Nearly Half Of Chicago's Young Black Men Are Unemployed, Out Of School
Chicago is one of the worst major cities in the country for young black men, according to a new study that the Alternative Schools Network commissioned from the the University of Illinois Chicago Great Cities Institute. Almost half of black men in Chicago ages 20 to 24 were both unemployed and out of school in 2014, according to the study.
The exact percent of black men in this age group who weren’t in school or working (46.7 percent) was more than twice the nationwide rate for the same demographic in 2014 (18.2 percent). It was also at least 10 percentage points higher than it is for the same demographic in New York City and Los Angeles circa 2014.

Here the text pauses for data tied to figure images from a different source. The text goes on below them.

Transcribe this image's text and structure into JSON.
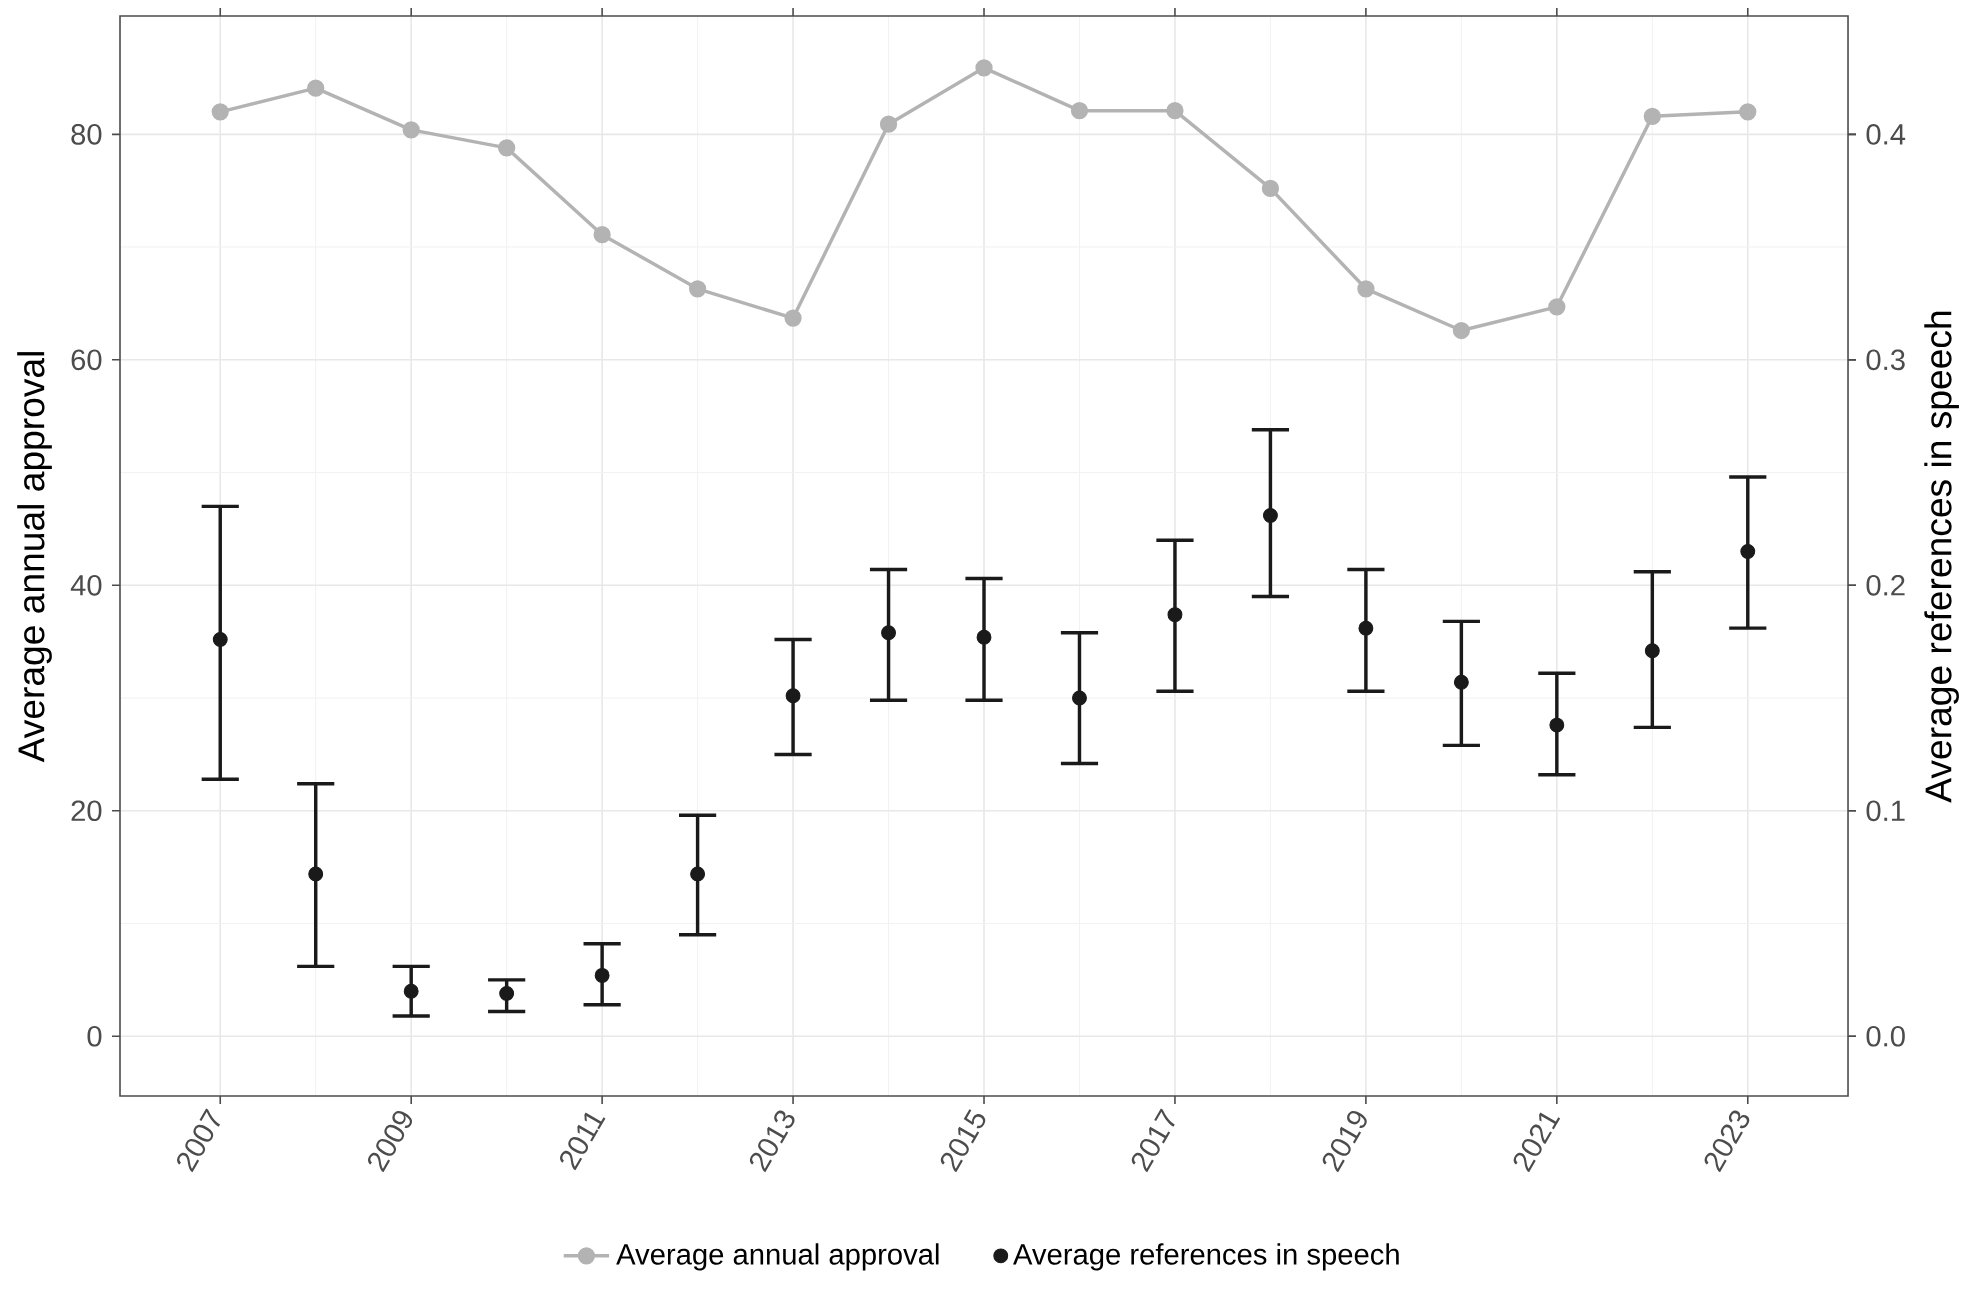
{
  "chart_data": {
    "type": "line",
    "ylabel": "Average annual approval",
    "y2label": "Average references in speech",
    "x": [
      2007,
      2008,
      2009,
      2010,
      2011,
      2012,
      2013,
      2014,
      2015,
      2016,
      2017,
      2018,
      2019,
      2020,
      2021,
      2022,
      2023
    ],
    "xlim": [
      2005.95,
      2024.05
    ],
    "xticks": [
      2007,
      2009,
      2011,
      2013,
      2015,
      2017,
      2019,
      2021,
      2023
    ],
    "ylim": [
      -5.3,
      90.5
    ],
    "yticks": [
      0,
      20,
      40,
      60,
      80
    ],
    "y2lim": [
      -0.0265,
      0.4525
    ],
    "y2ticks": [
      {
        "value": 0,
        "label": "0.0"
      },
      {
        "value": 0.1,
        "label": "0.1"
      },
      {
        "value": 0.2,
        "label": "0.2"
      },
      {
        "value": 0.3,
        "label": "0.3"
      },
      {
        "value": 0.4,
        "label": "0.4"
      }
    ],
    "series": [
      {
        "name": "Average annual approval",
        "color": "#b3b3b3",
        "values": [
          82,
          84.1,
          80.4,
          78.8,
          71.1,
          66.3,
          63.7,
          80.9,
          85.9,
          82.1,
          82.1,
          75.2,
          66.3,
          62.6,
          64.7,
          81.6,
          82
        ]
      },
      {
        "name": "Average references in speech",
        "type": "scatter",
        "axis": "y2",
        "color": "#1a1a1a",
        "values": [
          0.176,
          0.072,
          0.02,
          0.019,
          0.027,
          0.072,
          0.151,
          0.179,
          0.177,
          0.15,
          0.187,
          0.231,
          0.181,
          0.157,
          0.138,
          0.171,
          0.215
        ],
        "errors": [
          [
            0.114,
            0.235
          ],
          [
            0.031,
            0.112
          ],
          [
            0.009,
            0.031
          ],
          [
            0.011,
            0.025
          ],
          [
            0.014,
            0.041
          ],
          [
            0.045,
            0.098
          ],
          [
            0.125,
            0.176
          ],
          [
            0.149,
            0.207
          ],
          [
            0.149,
            0.203
          ],
          [
            0.121,
            0.179
          ],
          [
            0.153,
            0.22
          ],
          [
            0.195,
            0.269
          ],
          [
            0.153,
            0.207
          ],
          [
            0.129,
            0.184
          ],
          [
            0.116,
            0.161
          ],
          [
            0.137,
            0.206
          ],
          [
            0.181,
            0.248
          ]
        ]
      }
    ],
    "marker": "circle",
    "grid": true,
    "legend": "bottom"
  }
}
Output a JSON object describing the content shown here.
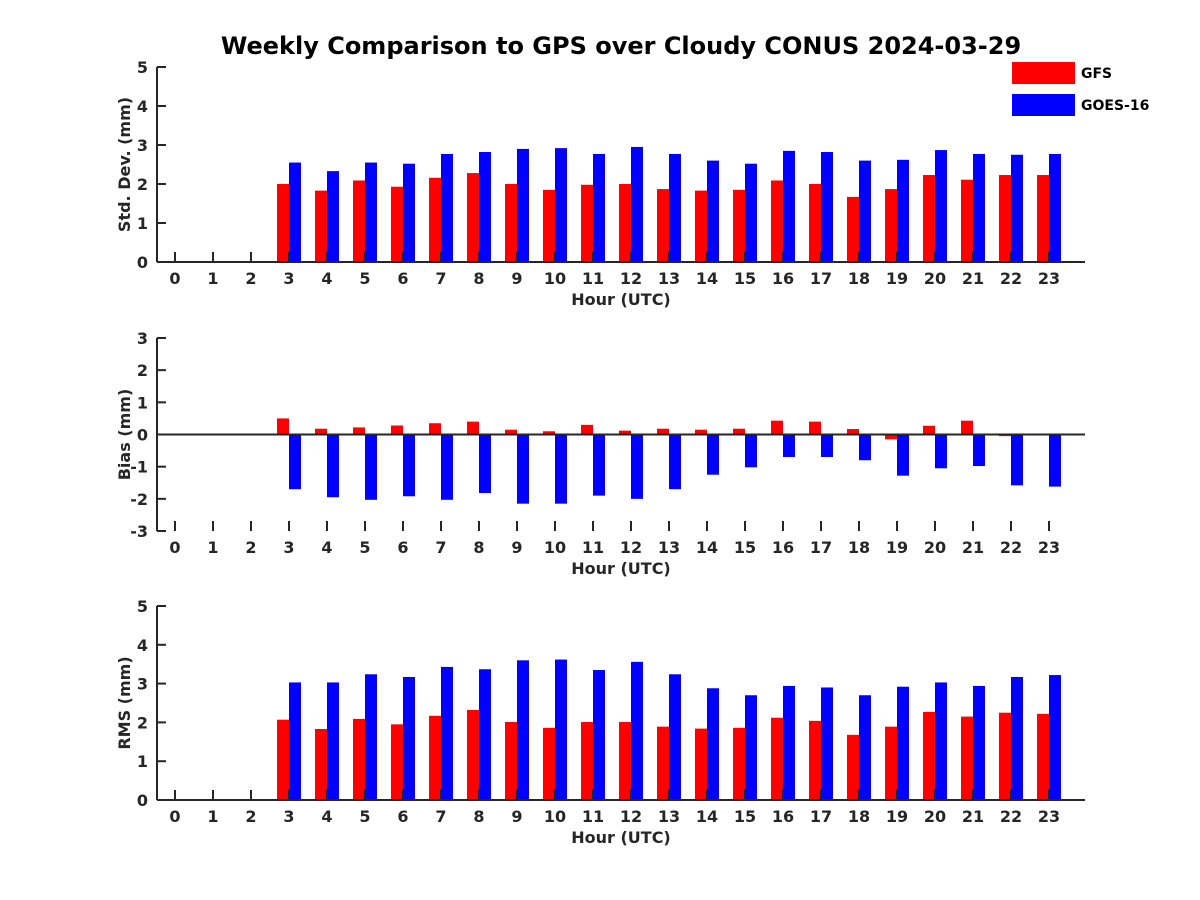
{
  "title": "Weekly Comparison to GPS over Cloudy CONUS 2024-03-29",
  "legend": {
    "placement": "top-right",
    "entries": [
      {
        "name": "GFS",
        "color": "#ff0000"
      },
      {
        "name": "GOES-16",
        "color": "#0000ff"
      }
    ]
  },
  "chart_data": [
    {
      "type": "bar",
      "xlabel": "Hour (UTC)",
      "ylabel": "Std. Dev. (mm)",
      "ylim": [
        0,
        5
      ],
      "yticks": [
        0,
        1,
        2,
        3,
        4,
        5
      ],
      "categories": [
        "0",
        "1",
        "2",
        "3",
        "4",
        "5",
        "6",
        "7",
        "8",
        "9",
        "10",
        "11",
        "12",
        "13",
        "14",
        "15",
        "16",
        "17",
        "18",
        "19",
        "20",
        "21",
        "22",
        "23"
      ],
      "series": [
        {
          "name": "GFS",
          "color": "#ff0000",
          "values": [
            null,
            null,
            null,
            2.0,
            1.83,
            2.09,
            1.93,
            2.16,
            2.28,
            2.0,
            1.85,
            1.98,
            2.0,
            1.87,
            1.83,
            1.85,
            2.09,
            2.0,
            1.67,
            1.87,
            2.23,
            2.11,
            2.23,
            2.23
          ]
        },
        {
          "name": "GOES-16",
          "color": "#0000ff",
          "values": [
            null,
            null,
            null,
            2.55,
            2.33,
            2.55,
            2.52,
            2.77,
            2.82,
            2.9,
            2.92,
            2.77,
            2.95,
            2.77,
            2.6,
            2.52,
            2.85,
            2.82,
            2.6,
            2.62,
            2.87,
            2.77,
            2.75,
            2.77
          ]
        }
      ]
    },
    {
      "type": "bar",
      "xlabel": "Hour (UTC)",
      "ylabel": "Bias (mm)",
      "ylim": [
        -3,
        3
      ],
      "yticks": [
        -3,
        -2,
        -1,
        0,
        1,
        2,
        3
      ],
      "categories": [
        "0",
        "1",
        "2",
        "3",
        "4",
        "5",
        "6",
        "7",
        "8",
        "9",
        "10",
        "11",
        "12",
        "13",
        "14",
        "15",
        "16",
        "17",
        "18",
        "19",
        "20",
        "21",
        "22",
        "23"
      ],
      "series": [
        {
          "name": "GFS",
          "color": "#ff0000",
          "values": [
            null,
            null,
            null,
            0.5,
            0.18,
            0.22,
            0.28,
            0.35,
            0.4,
            0.15,
            0.1,
            0.3,
            0.12,
            0.18,
            0.15,
            0.18,
            0.43,
            0.4,
            0.17,
            -0.15,
            0.27,
            0.43,
            -0.05,
            0.0
          ]
        },
        {
          "name": "GOES-16",
          "color": "#0000ff",
          "values": [
            null,
            null,
            null,
            -1.7,
            -1.95,
            -2.03,
            -1.92,
            -2.03,
            -1.82,
            -2.15,
            -2.15,
            -1.9,
            -2.0,
            -1.7,
            -1.25,
            -1.02,
            -0.7,
            -0.7,
            -0.8,
            -1.28,
            -1.05,
            -0.98,
            -1.58,
            -1.62
          ]
        }
      ]
    },
    {
      "type": "bar",
      "xlabel": "Hour (UTC)",
      "ylabel": "RMS (mm)",
      "ylim": [
        0,
        5
      ],
      "yticks": [
        0,
        1,
        2,
        3,
        4,
        5
      ],
      "categories": [
        "0",
        "1",
        "2",
        "3",
        "4",
        "5",
        "6",
        "7",
        "8",
        "9",
        "10",
        "11",
        "12",
        "13",
        "14",
        "15",
        "16",
        "17",
        "18",
        "19",
        "20",
        "21",
        "22",
        "23"
      ],
      "series": [
        {
          "name": "GFS",
          "color": "#ff0000",
          "values": [
            null,
            null,
            null,
            2.07,
            1.83,
            2.09,
            1.95,
            2.17,
            2.32,
            2.01,
            1.86,
            2.01,
            2.01,
            1.89,
            1.84,
            1.86,
            2.12,
            2.04,
            1.68,
            1.89,
            2.27,
            2.15,
            2.25,
            2.22
          ]
        },
        {
          "name": "GOES-16",
          "color": "#0000ff",
          "values": [
            null,
            null,
            null,
            3.03,
            3.03,
            3.24,
            3.17,
            3.43,
            3.37,
            3.6,
            3.62,
            3.35,
            3.56,
            3.24,
            2.88,
            2.7,
            2.94,
            2.9,
            2.7,
            2.92,
            3.03,
            2.94,
            3.17,
            3.22
          ]
        }
      ]
    }
  ]
}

Not only were young black men in Chicago less likely to find work or educational opportunities than young black men elsewhere—they were also less likely than young black people generally. Black people in Chicago, ages 20-24, are out of work and unemployed at a 40.9 percent rate.
These statistics suggest a starkly tilted professional playing field in Chicago, especially when compared with the percentages for Hispanic and white Chicagoans in the same age range who are out of school and work—18.7 and 6.7 percent, respectively.
The dearth of opportunities for young black people has ramifications on their later years, too, the study argues, often correlating with unemployment and low wages later in life, as well as general unhappiness.
The data for this study came from the 2014 American Community Survey—a component of the US census—and other public use files.